Several matters were assigned for error in this case. It is necessary to notice only that one which goes to the sufficiency of the state of demand. The demise was made on the 1st of March, 1824, at “the yearly rent of twenty dollars, to be paid yearly and every year.” The day of payment is not stated in the statement of demand; but the legal effect of a demise in those words, would be to make the rent payable annually, on the 1st day of March, in every year, during the lease; and in fact, the lease when examined shows, that the rent was reserved, payable, in so many words, on that day. The allegation in the state of demand is, that the defendant became assignee on the 19th May, 1827, and occupied as such, from that time until the death of the intestate, on the 23d February, 1835, a period of eight years, nine months and four days ; and the breach of covenant assigned, (if indeed it amounts to an as-, signment of a breach,) is in these words, viz: “ that there was due from the defendant to the intestate, at the time of her death, for rent of the premises, the sum of forty dollars; which the defendant refused and still refuses to pay.” When did this sum of *49forty dollars begin to accrue ? When did it become due ? These questions cannot be answered from the state of demand. The judgment was for twenty dollars: for what portion of the period between the 19th of May, 1827, and the death of the intestate, was that twenty dollars due? If the plaintiff by his state of demand, sued for, and if the justice gave him rent up to the death of the intestate, it was erroneous. Rent cannot be apportioned between the administrator and the heir. -The last year’s rent did not become due until the 1st of March, 1835, which was three or four days after the intestate’s death, and could not therefore be sued for, nor recovered by the administrator: but belonged to the heir at law. If therefore, the action and the judgment was for rent due the intestate at the time of her death, it must have been rent, which had become due on, or at some day prior to the 1st of March, 1834. How was a defendant upon such a state of demand, to know what he was sued for ? How is he to come prepared to defend himself?

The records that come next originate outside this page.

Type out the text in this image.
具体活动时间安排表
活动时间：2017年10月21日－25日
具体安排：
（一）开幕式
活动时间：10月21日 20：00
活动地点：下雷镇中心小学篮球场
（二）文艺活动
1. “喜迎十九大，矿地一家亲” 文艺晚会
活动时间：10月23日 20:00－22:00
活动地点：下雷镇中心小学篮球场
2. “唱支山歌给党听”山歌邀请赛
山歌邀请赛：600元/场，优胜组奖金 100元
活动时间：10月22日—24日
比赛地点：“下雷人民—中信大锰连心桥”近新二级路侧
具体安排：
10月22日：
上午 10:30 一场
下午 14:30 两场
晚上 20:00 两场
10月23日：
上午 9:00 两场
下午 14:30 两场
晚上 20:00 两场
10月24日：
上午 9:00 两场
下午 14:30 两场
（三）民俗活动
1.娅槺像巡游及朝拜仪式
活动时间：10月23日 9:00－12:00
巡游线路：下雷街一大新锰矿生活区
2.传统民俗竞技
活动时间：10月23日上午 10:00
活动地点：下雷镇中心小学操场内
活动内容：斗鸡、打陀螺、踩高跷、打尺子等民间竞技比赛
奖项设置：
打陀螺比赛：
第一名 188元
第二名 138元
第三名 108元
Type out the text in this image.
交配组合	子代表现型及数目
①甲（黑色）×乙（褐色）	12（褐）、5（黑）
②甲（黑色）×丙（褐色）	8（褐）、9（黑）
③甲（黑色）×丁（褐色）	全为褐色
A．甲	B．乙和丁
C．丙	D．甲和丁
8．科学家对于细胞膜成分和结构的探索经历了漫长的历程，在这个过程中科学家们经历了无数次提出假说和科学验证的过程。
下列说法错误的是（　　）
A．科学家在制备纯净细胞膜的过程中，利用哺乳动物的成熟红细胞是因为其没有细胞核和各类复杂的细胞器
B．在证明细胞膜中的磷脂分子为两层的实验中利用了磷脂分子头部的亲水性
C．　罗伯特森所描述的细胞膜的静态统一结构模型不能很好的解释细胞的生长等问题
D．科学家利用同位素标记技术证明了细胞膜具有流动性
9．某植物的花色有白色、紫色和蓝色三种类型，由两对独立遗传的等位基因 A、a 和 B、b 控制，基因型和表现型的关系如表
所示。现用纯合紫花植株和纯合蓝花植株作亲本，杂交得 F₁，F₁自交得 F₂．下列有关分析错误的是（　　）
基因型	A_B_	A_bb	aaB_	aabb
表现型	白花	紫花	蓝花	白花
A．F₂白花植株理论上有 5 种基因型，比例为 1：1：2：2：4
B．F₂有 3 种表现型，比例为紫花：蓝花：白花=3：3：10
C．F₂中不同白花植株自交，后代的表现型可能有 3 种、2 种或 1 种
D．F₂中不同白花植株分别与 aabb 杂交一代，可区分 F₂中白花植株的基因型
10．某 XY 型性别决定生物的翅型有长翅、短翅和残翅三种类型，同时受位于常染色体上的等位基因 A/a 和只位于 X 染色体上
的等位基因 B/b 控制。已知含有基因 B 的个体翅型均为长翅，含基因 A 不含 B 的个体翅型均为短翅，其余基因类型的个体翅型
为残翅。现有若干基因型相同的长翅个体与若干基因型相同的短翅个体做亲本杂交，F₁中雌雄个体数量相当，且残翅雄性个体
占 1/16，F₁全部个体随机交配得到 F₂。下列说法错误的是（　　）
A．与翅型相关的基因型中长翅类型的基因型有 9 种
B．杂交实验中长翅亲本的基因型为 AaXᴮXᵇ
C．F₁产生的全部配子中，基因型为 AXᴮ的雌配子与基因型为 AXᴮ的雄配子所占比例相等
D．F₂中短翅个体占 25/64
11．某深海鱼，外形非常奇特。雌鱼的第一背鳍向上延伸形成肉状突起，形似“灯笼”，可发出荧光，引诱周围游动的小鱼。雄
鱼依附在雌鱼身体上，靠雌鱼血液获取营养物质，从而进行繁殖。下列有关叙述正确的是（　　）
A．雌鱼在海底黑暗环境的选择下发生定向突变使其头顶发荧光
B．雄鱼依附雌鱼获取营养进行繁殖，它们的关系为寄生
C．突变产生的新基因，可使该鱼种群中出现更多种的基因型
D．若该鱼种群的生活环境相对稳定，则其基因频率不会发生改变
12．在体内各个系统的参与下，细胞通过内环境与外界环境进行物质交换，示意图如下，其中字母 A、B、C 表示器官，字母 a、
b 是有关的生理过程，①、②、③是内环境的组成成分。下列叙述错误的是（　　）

I think it would be unlawful, as it is clearly unreasonable tor compel a man to come to trial upon such a declaration or state of demand. It would be going too far to say, that such a looseness- and uncertainty in a state of demand, would not “ tend to defeat or impair the substantial rights” of the plaintiff in Error. Hunt v. Howell, 3 Halst. 61. Eor this reason, I think the judgments of the Circuit Court, the Court of Common Pleas and of the Justice of the Peace, ought all to be reversed.